Routier : "Les réserves doivent être précises et décrire le dommage subi"


Dans le transport routier les réserves à réception demeurent un "un serpent de mer", mais elles continent à susciter de la curiosité du côté des destinataires des marchandises comme des transporteurs. D'autant que, comme le mentionne le contrat type, elles doivent remplir un certain nombre de critères pour être déclarées recevables…


"L'erreur classique est d'adresser les réserves au commissionnaire de transport ou au chargeur" © Franck André
"L'erreur classique est d'adresser les réserves au commissionnaire de transport ou au chargeur" © Franck André
Selon Jean-Paul Meyronneinc, directeur associé de Meyronne Formation Conseil Expertise (FCE), qui animait une conférence sur le thème des réserves à réception dans le transport routier, lors de la 26e édition de Top Transport Europe 2017, lorsqu'une marchandise est reçue, il faut procéder à une vérification. "Le destinataire peut alors se rendre compte qu'elle ne correspond pas à ce qu'il avait commandé", introduit-il. Le réceptionnaire estime qu'il peut y avoir des "manquants totaux ou partiels", qu'il y a parfois des avaries ou un retard.
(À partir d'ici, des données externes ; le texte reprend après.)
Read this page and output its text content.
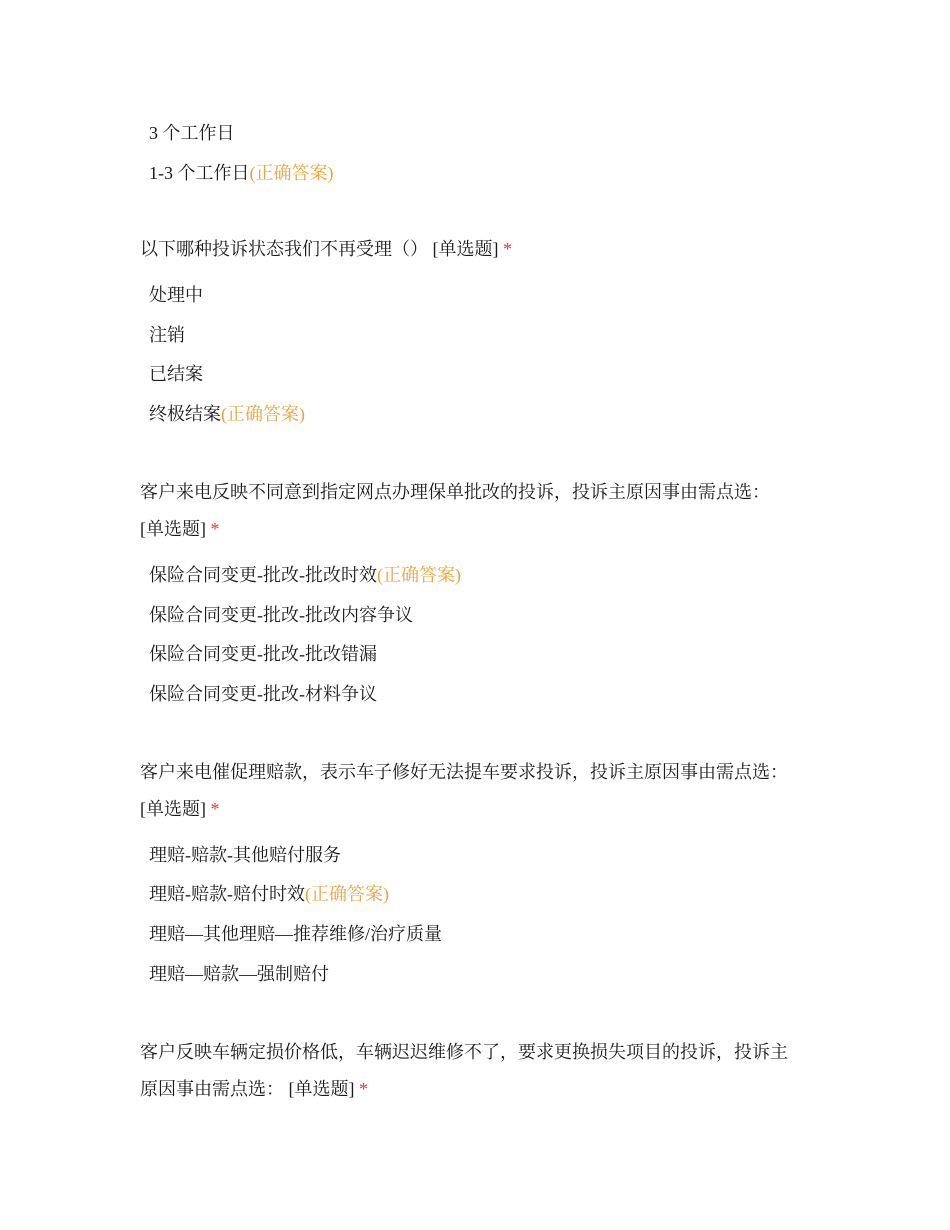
3 个工作日
1-3 个工作日(正确答案)
以下哪种投诉状态我们不再受理（） [单选题] *
处理中
注销
已结案
终极结案(正确答案)
客户来电反映不同意到指定网点办理保单批改的投诉，投诉主原因事由需点选：
[单选题] *
保险合同变更-批改-批改时效(正确答案)
保险合同变更-批改-批改内容争议
保险合同变更-批改-批改错漏
保险合同变更-批改-材料争议
客户来电催促理赔款，表示车子修好无法提车要求投诉，投诉主原因事由需点选：
[单选题] *
理赔-赔款-其他赔付服务
理赔-赔款-赔付时效(正确答案)
理赔—其他理赔—推荐维修/治疗质量
理赔—赔款—强制赔付
客户反映车辆定损价格低，车辆迟迟维修不了，要求更换损失项目的投诉，投诉主
原因事由需点选： [单选题] *
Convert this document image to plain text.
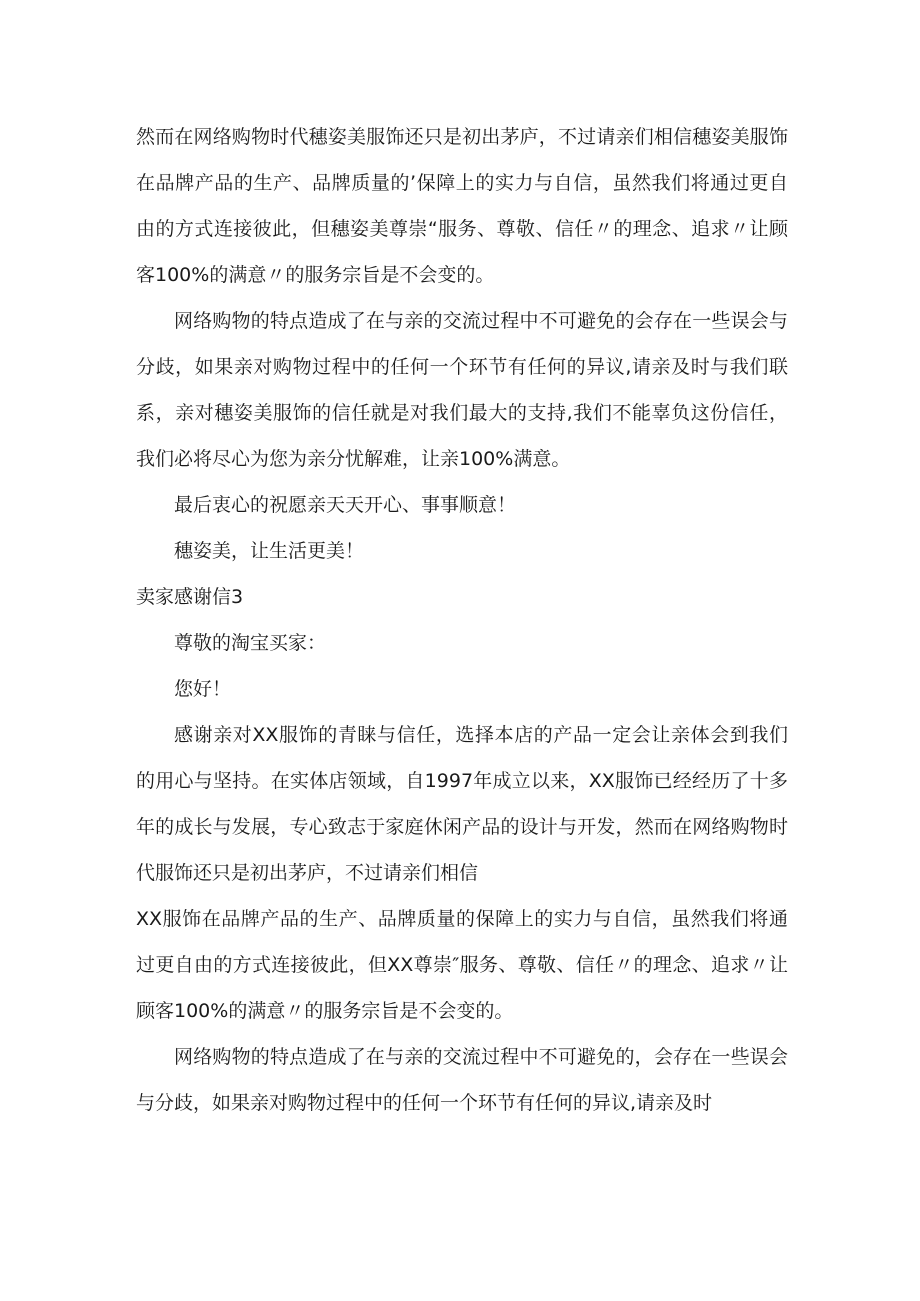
然而在网络购物时代穗姿美服饰还只是初出茅庐，不过请亲们相信穗姿美服饰在品牌产品的生产、品牌质量的’保障上的实力与自信，虽然我们将通过更自由的方式连接彼此，但穗姿美尊崇“服务、尊敬、信任〃的理念、追求〃让顾客100%的满意〃的服务宗旨是不会变的。

网络购物的特点造成了在与亲的交流过程中不可避免的会存在一些误会与分歧，如果亲对购物过程中的任何一个环节有任何的异议,请亲及时与我们联系，亲对穗姿美服饰的信任就是对我们最大的支持,我们不能辜负这份信任，我们必将尽心为您为亲分忧解难，让亲100%满意。

最后衷心的祝愿亲天天开心、事事顺意！

穗姿美，让生活更美！

卖家感谢信3

尊敬的淘宝买家：

您好！

感谢亲对XX服饰的青睐与信任，选择本店的产品一定会让亲体会到我们的用心与坚持。在实体店领域，自1997年成立以来，XX服饰已经经历了十多年的成长与发展，专心致志于家庭休闲产品的设计与开发，然而在网络购物时代服饰还只是初出茅庐，不过请亲们相信

XX服饰在品牌产品的生产、品牌质量的保障上的实力与自信，虽然我们将通过更自由的方式连接彼此，但XX尊崇″服务、尊敬、信任〃的理念、追求〃让顾客100%的满意〃的服务宗旨是不会变的。

网络购物的特点造成了在与亲的交流过程中不可避免的，会存在一些误会与分歧，如果亲对购物过程中的任何一个环节有任何的异议,请亲及时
Il peut alors formuler des réserves.
Peut-on émettre ces réserves à réception ou après le départ du camion ? Jusqu'à quand doit-on les émettre ? Quel recours a-t-on lorsque les réserves sont mal formulées ? Après avoir listé un certain nombre de questions, Jean-Paul Meyronneinc affirme que l'on a "un corpus juridique issu de la jurisprudence". Selon lui, "les réserves doivent être datées, écrites, signées et accompagnées d'un cachet commercial".
Et d'ajouter : "Le nouveau contrat type applicable aux transports publics routiers de marchandises exécutés par des sous-traitants mentionne que les réserves doivent être stipulées de manière précise, motivée (…) et décrire le dommage subi".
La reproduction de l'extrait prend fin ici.